What advice would you give to someone who wants to get to where you are/do the job you do?

One thing that I’ve found particularly helpful in recent years is to really spend time understanding what drives and motivates you. Understanding honestly what you enjoy both within and outside your work can become a differentiator in itself and helps you to look differently at your own developmental and career choices.  In my case, among other things, it has led me to take on some non-executive roles in addition to my day job, most recently joining the board of Crisis, a national charity here in the UK who provide vital support to those experiencing homelessness alongside working to bring an end to homelessness for good. Development comes in lots of different forms and combining new challenges with your own personal motivators can add quite a powerful new dimension.

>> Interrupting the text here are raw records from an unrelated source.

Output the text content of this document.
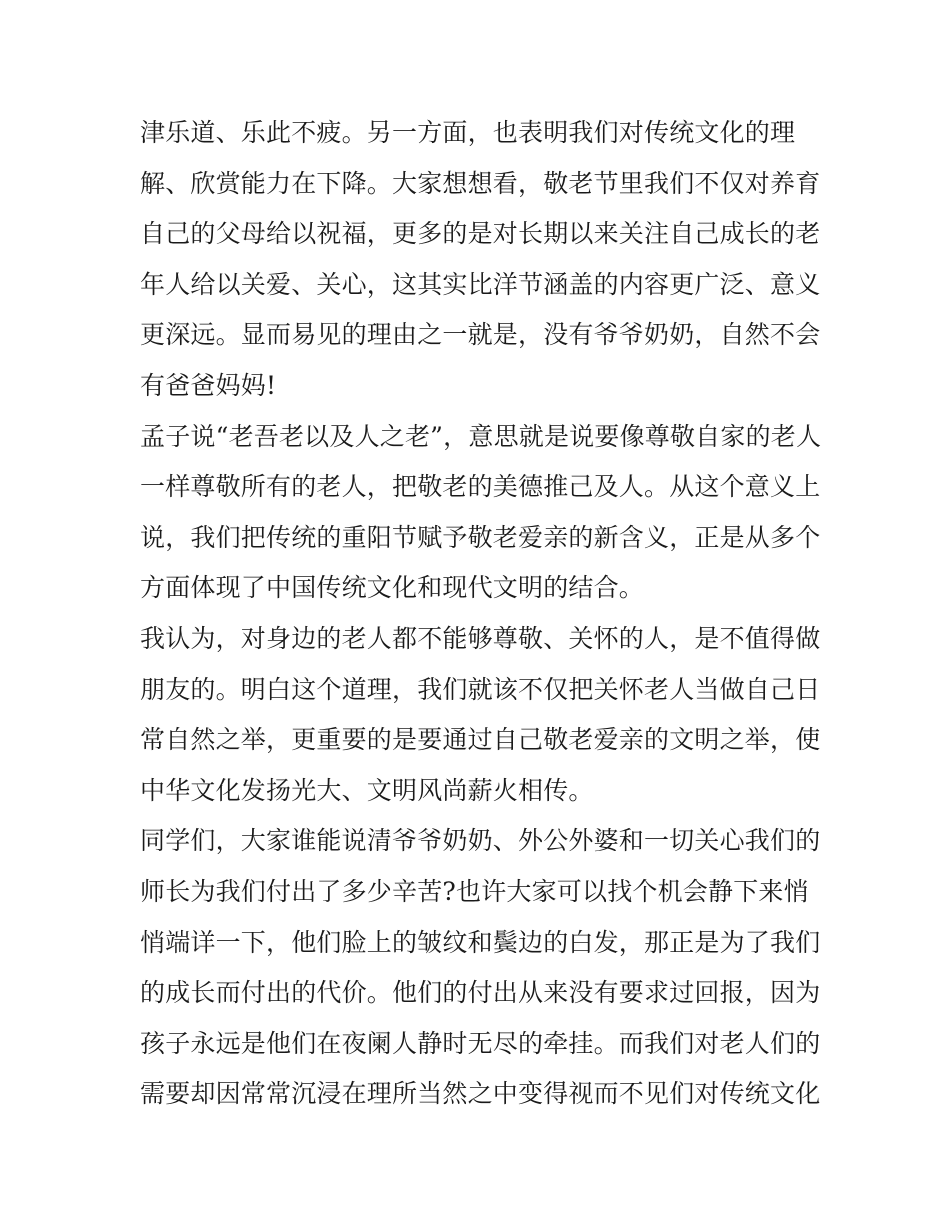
津乐道、乐此不疲。另一方面，也表明我们对传统文化的理
解、欣赏能力在下降。大家想想看，敬老节里我们不仅对养育
自己的父母给以祝福，更多的是对长期以来关注自己成长的老
年人给以关爱、关心，这其实比洋节涵盖的内容更广泛、意义
更深远。显而易见的理由之一就是，没有爷爷奶奶，自然不会
有爸爸妈妈!
孟子说“老吾老以及人之老”，意思就是说要像尊敬自家的老人
一样尊敬所有的老人，把敬老的美德推己及人。从这个意义上
说，我们把传统的重阳节赋予敬老爱亲的新含义，正是从多个
方面体现了中国传统文化和现代文明的结合。
我认为，对身边的老人都不能够尊敬、关怀的人，是不值得做
朋友的。明白这个道理，我们就该不仅把关怀老人当做自己日
常自然之举，更重要的是要通过自己敬老爱亲的文明之举，使
中华文化发扬光大、文明风尚薪火相传。
同学们，大家谁能说清爷爷奶奶、外公外婆和一切关心我们的
师长为我们付出了多少辛苦?也许大家可以找个机会静下来悄
悄端详一下，他们脸上的皱纹和鬓边的白发，那正是为了我们
的成长而付出的代价。他们的付出从来没有要求过回报，因为
孩子永远是他们在夜阑人静时无尽的牵挂。而我们对老人们的
需要却因常常沉浸在理所当然之中变得视而不见们对传统文化
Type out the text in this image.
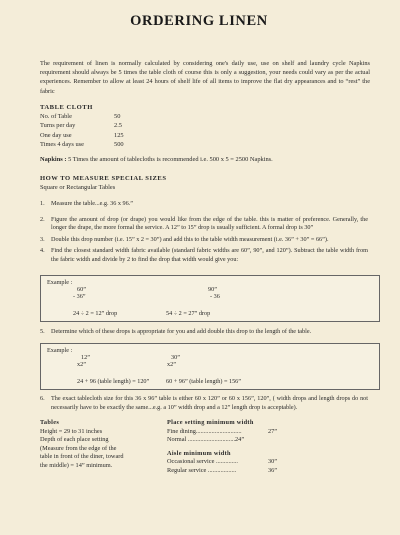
ORDERING LINEN

The requirement of linen is normally calculated by considering one's daily use, use on shelf and laundry cycle Napkins requirement should always be 5 times the table cloth of course this is only a suggestion, your needs could vary as per the actual experiences. Remember to allow at least 24 hours of shelf life of all items to improve the flat dry appearances and to “rest” the fabric

TABLE CLOTH
No. of Table	50
Turns per day	2.5
One day use	125
Times 4 days use	500

Napkins : 5 Times the amount of tablecloths is recommended i.e. 500 x 5 = 2500 Napkins.

HOW TO MEASURE SPECIAL SIZES
Square or Rectangular Tables
1.	Measure the table...e.g. 36 x 96.”
2.	Figure the amount of drop (or drape) you would like from the edge of the table. this is matter of preference. Generally, the longer the drape, the more formal the service. A 12” to 15” drop is usually sufficient. A formal drop is 30”
3.	Double this drop number (i.e. 15” x 2 = 30”) and add this to the table width measurement (i.e. 36” + 30” = 66”).
4.	Find the closest standard width fabric available (standard fabric widths are 60”, 90”, and 120”). Subtract the table width from the fabric width and divide by 2 to find the drop that width would give you:
Example :
60”
- 36”
90”
- 36
24 ÷ 2 = 12” drop	54 ÷ 2 = 27” drop
5.	Determine which of these drops is appropriate for you and add double this drop to the length of the table.
Example :
12”
x2”
30”
x2”
24 + 96 (table length) = 120”	60 + 96” (table length) = 156”
6.	The exact tablecloth size for this 36 x 96” table is either 60 x 120” or 60 x 156”, 120”, ( width drops and length drops do not necessarily have to be exactly the same...e.g. a 10” width drop and a 12” length drop is acceptable).
Tables
Height = 29 to 31 inches
Depth of each place setting
(Measure from the edge of the
table in front of the diner, toward
the middle) = 14” minimum.
Place setting minimum width
Fine dining.............................	27”
Normal ..............................24”
Aisle minimum width
Occasional service ..............	30”
Regular service ..................	36”
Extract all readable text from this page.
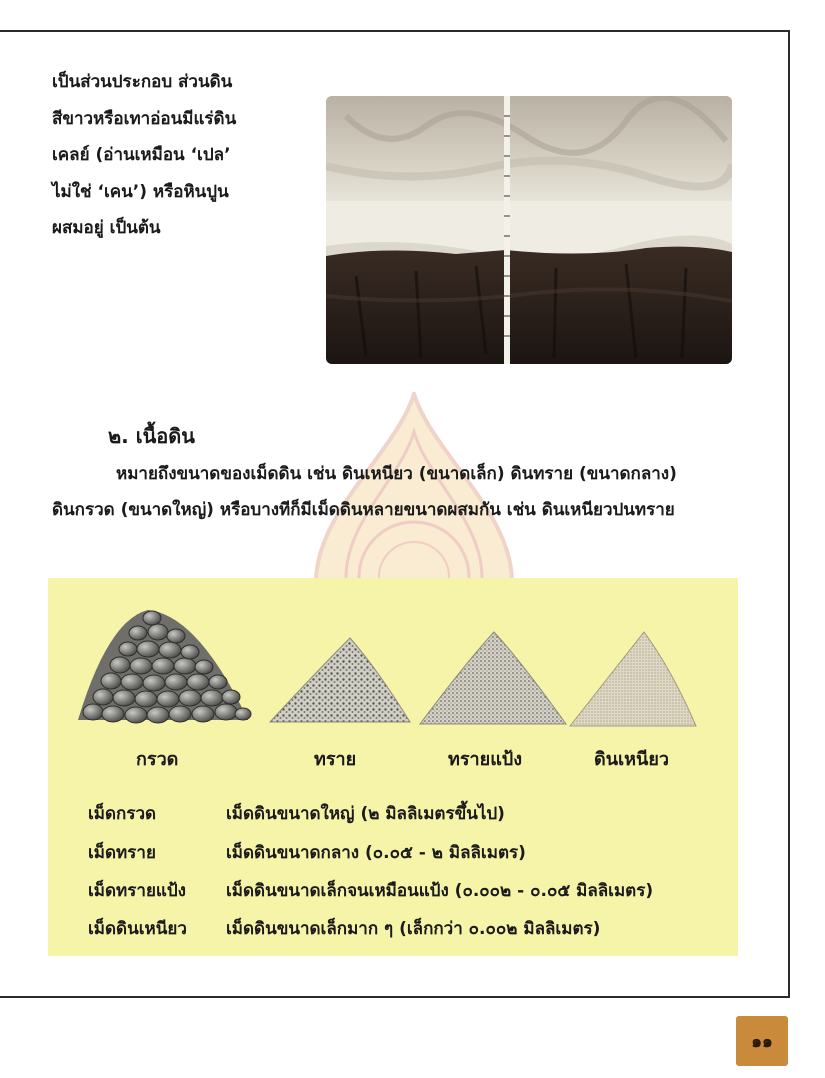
เป็นส่วนประกอบ ส่วนดิน
สีขาวหรือเทาอ่อนมีแร่ดิน
เคลย์ (อ่านเหมือน ‘เปล’
ไม่ใช่ ‘เคน’) หรือหินปูน
ผสมอยู่ เป็นต้น

๒. เนื้อดิน
หมายถึงขนาดของเม็ดดิน เช่น ดินเหนียว (ขนาดเล็ก) ดินทราย (ขนาดกลาง)
ดินกรวด (ขนาดใหญ่) หรือบางทีก็มีเม็ดดินหลายขนาดผสมกัน เช่น ดินเหนียวปนทราย
กรวด	ทราย	ทรายแป้ง	ดินเหนียว
เม็ดกรวด	เม็ดดินขนาดใหญ่ (๒ มิลลิเมตรขึ้นไป)
เม็ดทราย	เม็ดดินขนาดกลาง (๐.๐๕ - ๒ มิลลิเมตร)
เม็ดทรายแป้ง เม็ดดินขนาดเล็กจนเหมือนแป้ง (๐.๐๐๒ - ๐.๐๕ มิลลิเมตร)
เม็ดดินเหนียว เม็ดดินขนาดเล็กมาก ๆ (เล็กกว่า ๐.๐๐๒ มิลลิเมตร)
๑๑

On a related point, it’s also worth investing the time to build a broad external network both within and outside your industry.  This has a number of benefits, from opening up access to advice to potential new opportunities, but most importantly can also be richly rewarding and good fun in itself.  Thanks in large part to the generosity of others with their time, it has helped me to feel that I’m part of wider legal and enterprise communities beyond a single organisation.  And I’m always happy to do the same for others.

What’s your best friend from law school doing now?

Having both started our careers in corporate law, she stayed with it and is now a successful corporate partner in a US law firm.  I suppose we can be a fairly self-selecting bunch at heart!